Originally posted by Jarrod:
Originally posted by MrEWhite:
Do not do this. If a game with DLSS has a stringent anti-cheat, you can get banned for screwing with the DLSS DLL, even if forced through Nvidia Inspector. Do it per game.
To add to this, you also should NOT globally turn vsync on. This game is actually a perfect example as to why you shouldn't use 3rd party vsync; the loading screens are tied to the framerate, which is why the in-game vsync turns off during loading screens. Do not apply vsync globally.

LMAO.

I bet you also leave Anisotropic filtering up to developers as well.

Control panel vsync is the superior method in nearly all case scenario, and its very modular too, like the rest of the control panel. This game is the exception. And in an instance like this one, which is extremely rare, the fix is simple.

But you are worse off leaving settings up to developers and their different implementations than sticking with your predefined settings in the control panel of which you have complete and total control over but more importantly, you know what you're in for.
Last edited by The Crusader 39; Apr 3 @ 10:25pm
Originally posted by Mykeess:
Don't use DLSS, it looks bad in this game, disable DLAA and DLSS and use SMAA antialiasing and 16x texture filtering.
SMAA also looks bad because it doesn't have a temporal layer which a lot of effects/assets in this game rely on. It's basically up to if you prefer an over sharpened image or an insane amount of dithering/jaggies.
Jarrod Apr 4 @ 8:01pm 
Originally posted by The Crusader 39:
Originally posted by Jarrod:
To add to this, you also should NOT globally turn vsync on. This game is actually a perfect example as to why you shouldn't use 3rd party vsync; the loading screens are tied to the framerate, which is why the in-game vsync turns off during loading screens. Do not apply vsync globally.

LMAO.

I bet you also leave Anisotropic filtering up to developers as well.

Control panel vsync is the superior method in nearly all case scenario, and its very modular too, like the rest of the control panel. This game is the exception. And in an instance like this one, which is extremely rare, the fix is simple.

But you are worse off leaving settings up to developers and their different implementations than sticking with your predefined settings in the control panel of which you have complete and total control over but more importantly, you know what you're in for.
No, I turn AF to 16x in the NVCP because lots of games just don't have a setting for it. You just made up a bunch of junk because you got called out.

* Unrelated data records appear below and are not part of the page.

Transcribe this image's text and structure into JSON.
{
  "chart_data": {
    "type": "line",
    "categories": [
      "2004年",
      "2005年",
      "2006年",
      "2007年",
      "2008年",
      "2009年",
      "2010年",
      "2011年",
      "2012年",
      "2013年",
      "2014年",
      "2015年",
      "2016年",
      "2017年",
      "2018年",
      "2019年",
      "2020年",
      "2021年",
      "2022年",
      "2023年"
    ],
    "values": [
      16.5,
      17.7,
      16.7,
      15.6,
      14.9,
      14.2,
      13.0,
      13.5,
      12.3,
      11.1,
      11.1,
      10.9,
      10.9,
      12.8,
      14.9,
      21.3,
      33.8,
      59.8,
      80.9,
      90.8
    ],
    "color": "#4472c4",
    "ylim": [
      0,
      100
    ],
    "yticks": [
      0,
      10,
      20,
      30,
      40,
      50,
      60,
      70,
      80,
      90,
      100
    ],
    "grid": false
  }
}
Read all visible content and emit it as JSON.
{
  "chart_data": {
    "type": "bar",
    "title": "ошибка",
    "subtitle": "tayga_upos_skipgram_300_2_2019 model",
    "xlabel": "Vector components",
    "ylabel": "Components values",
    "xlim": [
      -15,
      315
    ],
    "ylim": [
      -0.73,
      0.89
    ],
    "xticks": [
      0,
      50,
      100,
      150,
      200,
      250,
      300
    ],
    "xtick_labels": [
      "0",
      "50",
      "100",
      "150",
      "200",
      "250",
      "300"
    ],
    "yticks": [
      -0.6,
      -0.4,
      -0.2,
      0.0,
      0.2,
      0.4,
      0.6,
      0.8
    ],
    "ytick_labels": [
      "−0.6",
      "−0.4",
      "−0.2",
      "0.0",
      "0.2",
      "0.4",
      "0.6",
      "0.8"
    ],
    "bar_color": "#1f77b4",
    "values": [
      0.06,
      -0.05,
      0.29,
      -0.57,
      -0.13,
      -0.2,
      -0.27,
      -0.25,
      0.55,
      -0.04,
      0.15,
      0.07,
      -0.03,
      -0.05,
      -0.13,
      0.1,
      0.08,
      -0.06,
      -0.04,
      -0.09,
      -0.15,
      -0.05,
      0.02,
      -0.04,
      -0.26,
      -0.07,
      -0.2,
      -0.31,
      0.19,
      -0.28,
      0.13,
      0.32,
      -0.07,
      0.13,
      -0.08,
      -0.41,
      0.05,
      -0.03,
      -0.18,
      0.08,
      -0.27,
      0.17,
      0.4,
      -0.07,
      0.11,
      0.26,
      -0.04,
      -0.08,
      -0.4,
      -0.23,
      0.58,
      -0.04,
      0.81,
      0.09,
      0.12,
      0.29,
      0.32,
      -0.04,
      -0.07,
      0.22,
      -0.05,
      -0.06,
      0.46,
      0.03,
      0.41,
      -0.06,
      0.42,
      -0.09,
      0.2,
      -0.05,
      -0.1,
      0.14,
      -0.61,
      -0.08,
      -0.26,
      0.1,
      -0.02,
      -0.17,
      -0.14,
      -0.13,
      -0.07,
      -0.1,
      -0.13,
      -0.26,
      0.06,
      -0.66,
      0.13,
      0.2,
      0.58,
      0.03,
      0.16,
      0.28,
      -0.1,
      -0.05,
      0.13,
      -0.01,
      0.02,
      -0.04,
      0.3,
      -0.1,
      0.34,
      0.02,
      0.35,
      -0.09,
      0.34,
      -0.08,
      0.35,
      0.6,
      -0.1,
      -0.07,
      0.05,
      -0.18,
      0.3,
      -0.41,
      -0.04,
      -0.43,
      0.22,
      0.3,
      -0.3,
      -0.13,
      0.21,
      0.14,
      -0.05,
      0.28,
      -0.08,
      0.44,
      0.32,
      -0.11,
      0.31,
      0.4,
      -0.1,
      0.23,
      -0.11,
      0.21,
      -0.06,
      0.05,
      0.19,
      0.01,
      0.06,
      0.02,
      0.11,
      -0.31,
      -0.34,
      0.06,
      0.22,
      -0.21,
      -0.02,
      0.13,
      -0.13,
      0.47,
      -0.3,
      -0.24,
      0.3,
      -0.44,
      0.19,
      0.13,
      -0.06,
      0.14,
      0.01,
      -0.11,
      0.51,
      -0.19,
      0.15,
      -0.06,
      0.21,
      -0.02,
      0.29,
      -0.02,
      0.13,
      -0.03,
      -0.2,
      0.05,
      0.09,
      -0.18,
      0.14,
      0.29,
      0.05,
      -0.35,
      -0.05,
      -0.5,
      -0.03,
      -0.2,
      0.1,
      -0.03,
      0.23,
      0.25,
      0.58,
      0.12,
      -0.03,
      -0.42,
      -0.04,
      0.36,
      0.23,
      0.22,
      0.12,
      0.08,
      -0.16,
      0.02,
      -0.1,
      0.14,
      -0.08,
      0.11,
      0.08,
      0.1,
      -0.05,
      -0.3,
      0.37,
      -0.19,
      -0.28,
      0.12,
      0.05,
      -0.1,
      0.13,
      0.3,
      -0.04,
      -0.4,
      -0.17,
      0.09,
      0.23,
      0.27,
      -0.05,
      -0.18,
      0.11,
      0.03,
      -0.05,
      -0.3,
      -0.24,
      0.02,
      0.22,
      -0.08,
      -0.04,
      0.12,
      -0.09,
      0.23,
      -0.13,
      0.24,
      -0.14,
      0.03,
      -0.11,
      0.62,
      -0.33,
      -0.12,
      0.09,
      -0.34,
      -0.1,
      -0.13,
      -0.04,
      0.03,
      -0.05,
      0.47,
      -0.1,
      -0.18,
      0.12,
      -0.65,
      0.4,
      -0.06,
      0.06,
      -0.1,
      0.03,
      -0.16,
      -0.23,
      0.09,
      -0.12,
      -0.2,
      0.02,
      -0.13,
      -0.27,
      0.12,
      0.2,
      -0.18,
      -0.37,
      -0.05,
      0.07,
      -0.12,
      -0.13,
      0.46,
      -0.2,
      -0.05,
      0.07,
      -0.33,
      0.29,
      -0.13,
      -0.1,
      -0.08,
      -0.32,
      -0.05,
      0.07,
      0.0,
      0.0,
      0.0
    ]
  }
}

I literally just gave an example as to why you should NOT force a 3rd party vsync with this game; it will slow down the loading screens. The in-game vsync disables itself during the loading screens so this doesn't happen. Of course you didn't read that, you were too busy inflating your strawman fallacy.

But this isn't even the first game to do this, there are a myriad of other games that, that alone should be enough to not enable a global vsync but here's some more!

Enabling global vsync also affects programs. Yeah, if you check NVPI you'll see lots of programs have their own profiles set up. So any programs, web browsers, video players, video editing software, ANYTHING is now forced to use vsync even though they are often not designed for that.

There is no reason to globally force vsync, and anyone who has been gaming for more than 10 minutes will tell you to do it on a game-by-game basis, not global. But please do keep making stuff up.